In the face of a weak job market, Chodosh further noted that he was “impressed by students’ resilience and positive attitude.”Donor Representative Leonard Burningham, a 1970 graduate of the College of Law, entertained the crowd with stories of his varied job experiences prior to attending law school, which included building barbwire fences and selling used cars. He credited various mentors with helping him to succeed in life and forging his commitment to give back to the community. Burningham observed that, “It’s great to be a donor because of what you [get back]. It makes you connect to life.”

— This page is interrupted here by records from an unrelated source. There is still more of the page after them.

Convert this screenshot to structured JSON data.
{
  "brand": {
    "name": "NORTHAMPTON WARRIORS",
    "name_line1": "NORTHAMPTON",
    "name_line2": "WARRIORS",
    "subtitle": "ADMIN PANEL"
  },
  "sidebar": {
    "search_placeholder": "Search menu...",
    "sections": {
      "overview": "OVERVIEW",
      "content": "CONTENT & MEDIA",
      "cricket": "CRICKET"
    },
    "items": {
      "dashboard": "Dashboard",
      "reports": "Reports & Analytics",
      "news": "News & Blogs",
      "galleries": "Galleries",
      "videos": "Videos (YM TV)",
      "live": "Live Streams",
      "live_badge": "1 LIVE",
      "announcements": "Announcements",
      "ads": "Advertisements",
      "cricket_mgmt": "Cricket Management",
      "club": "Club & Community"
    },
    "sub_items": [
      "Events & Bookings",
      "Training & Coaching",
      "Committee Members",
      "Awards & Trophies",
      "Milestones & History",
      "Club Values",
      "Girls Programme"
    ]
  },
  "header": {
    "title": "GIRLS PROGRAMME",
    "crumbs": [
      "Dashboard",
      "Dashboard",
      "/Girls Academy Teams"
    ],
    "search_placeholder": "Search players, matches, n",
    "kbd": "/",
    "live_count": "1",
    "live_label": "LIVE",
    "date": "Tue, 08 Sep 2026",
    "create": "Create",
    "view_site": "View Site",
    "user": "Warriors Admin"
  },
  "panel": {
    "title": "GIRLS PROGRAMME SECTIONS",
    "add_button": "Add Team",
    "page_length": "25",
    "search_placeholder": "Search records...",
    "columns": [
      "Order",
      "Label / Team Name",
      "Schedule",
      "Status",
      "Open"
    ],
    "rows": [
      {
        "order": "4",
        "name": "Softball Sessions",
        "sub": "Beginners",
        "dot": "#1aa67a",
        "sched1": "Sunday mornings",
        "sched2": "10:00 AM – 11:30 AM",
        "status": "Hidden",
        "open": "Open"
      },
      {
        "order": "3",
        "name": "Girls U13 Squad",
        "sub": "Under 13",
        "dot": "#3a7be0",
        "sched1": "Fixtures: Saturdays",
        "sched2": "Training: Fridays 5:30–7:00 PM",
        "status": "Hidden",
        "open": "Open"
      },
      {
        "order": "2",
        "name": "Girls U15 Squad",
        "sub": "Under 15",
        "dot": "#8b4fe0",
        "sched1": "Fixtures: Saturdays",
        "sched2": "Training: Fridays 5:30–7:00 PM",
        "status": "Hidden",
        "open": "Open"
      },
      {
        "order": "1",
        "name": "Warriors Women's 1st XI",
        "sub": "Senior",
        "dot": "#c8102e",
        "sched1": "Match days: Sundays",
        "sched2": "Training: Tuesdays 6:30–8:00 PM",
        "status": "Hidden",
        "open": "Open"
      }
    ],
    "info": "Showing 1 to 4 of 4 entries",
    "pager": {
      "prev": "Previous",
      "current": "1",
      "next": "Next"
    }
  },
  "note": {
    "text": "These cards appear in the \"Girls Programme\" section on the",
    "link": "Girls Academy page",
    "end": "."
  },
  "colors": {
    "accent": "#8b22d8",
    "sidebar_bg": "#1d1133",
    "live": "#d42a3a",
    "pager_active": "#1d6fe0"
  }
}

Scholarship recipient Timothy Considine also addressed the crowd, combining personal anecdotes and thoughtful reflection: “Not only does this seem to be a jobless recovery,” he said, “but worst of all, [it’s] a recovery with considerable tuition hikes. The continued commitment, generosity and support of our donors are particularly valuable” during these times.Considine also noted the powerful social good education provides. “Education is a boon in itself,” he said. “It creates social justice and destroys intolerance.”
In his closing remarks, Chodosh praised the dedication of students and the generosity of donors and stressed the importance of collaboration. “We must face [the] obstacles in our path not alone, but arm in arm, because that is when we are most powerful,” he concluded.